Leon Payne wrote hundreds of country songs in a prolific career that lasted from 1941 until his death in 1969. He is perhaps best known for his hits "I Love You Because", "You've Still Got a Place in My Heart," and for the two songs Williams recorded: "Lost Highway" and "They'll Never Take Her Love from Me."
Williams cut the song on June 14, 1950, at Castle Studio in Nashville, with Fred Rose producing and backing from Sammy Pruett (lead guitar), Jack Shook or Rusty Gabbard (rhythm guitar), Don Helms (steel guitar), Jerry Rivers (fiddle), and Ernie Newton (bass). The song was released as the flipside to Williams' own "Why Should We Try Anymore," but Payne's song outperformed the A-side, peaking at number 5, while "Why Should We Try Anymore" rose to number 9. As Williams biographer Colin Escott observes, "The message was clear: the public wanted brisk, up-temp juke joint songs. History might decide that Hank Williams was the finest writer and singer of 'heart' songs in all country music, but that wasn't what radio and jukebox audiences wanted in 1950."[4]

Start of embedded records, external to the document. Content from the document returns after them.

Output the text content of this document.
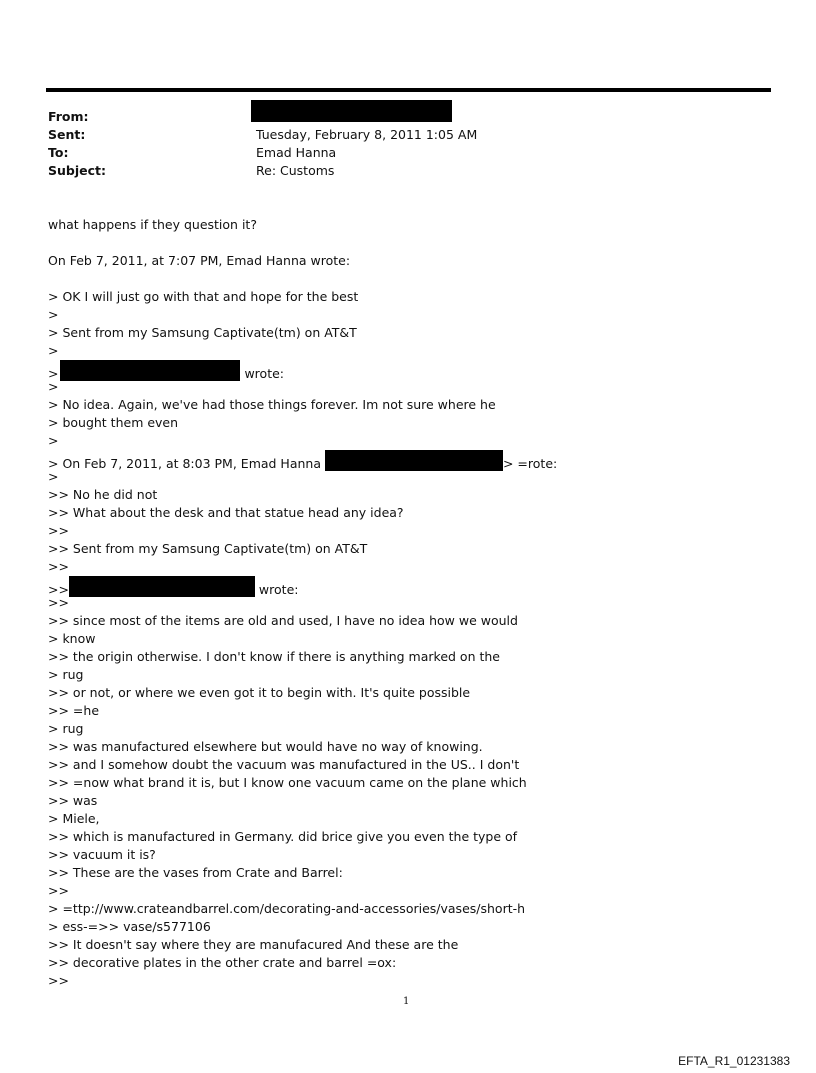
From:
Sent:	Tuesday, February 8, 2011 1:05 AM
To:	Emad Hanna
Subject:	Re: Customs
what happens if they question it?
On Feb 7, 2011, at 7:07 PM, Emad Hanna wrote:
> OK I will just go with that and hope for the best
>
> Sent from my Samsung Captivate(tm) on AT&T
>
>	wrote:
>
> No idea. Again, we've had those things forever. Im not sure where he
> bought them even
>
> On Feb 7, 2011, at 8:03 PM, Emad Hanna	> =rote:
>
>> No he did not
>> What about the desk and that statue head any idea?
>>
>> Sent from my Samsung Captivate(tm) on AT&T
>>
>>	wrote:
>>
>> since most of the items are old and used, I have no idea how we would
> know
>> the origin otherwise. I don't know if there is anything marked on the
> rug
>> or not, or where we even got it to begin with. It's quite possible
>> =he
> rug
>> was manufactured elsewhere but would have no way of knowing.
>> and I somehow doubt the vacuum was manufactured in the US.. I don't
>> =now what brand it is, but I know one vacuum came on the plane which
>> was
> Miele,
>> which is manufactured in Germany. did brice give you even the type of
>> vacuum it is?
>> These are the vases from Crate and Barrel:
>>
> =ttp://www.crateandbarrel.com/decorating-and-accessories/vases/short-h
> ess-=>> vase/s577106
>> It doesn't say where they are manufacured And these are the
>> decorative plates in the other crate and barrel =ox:
>>
1
EFTA_R1_01231383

Kentucky historian W. Lynn Nickell asserted in 2012 that Paul Gilley was responsible for the lyrics to "They'll Never Take Her Love from Me," as well as several other country song hits. Gilley supposedly gave the handwritten lyric sheet to a neighbor girl, telling her the song would soon be playing on the radio and that it was proof that he had written it.[5]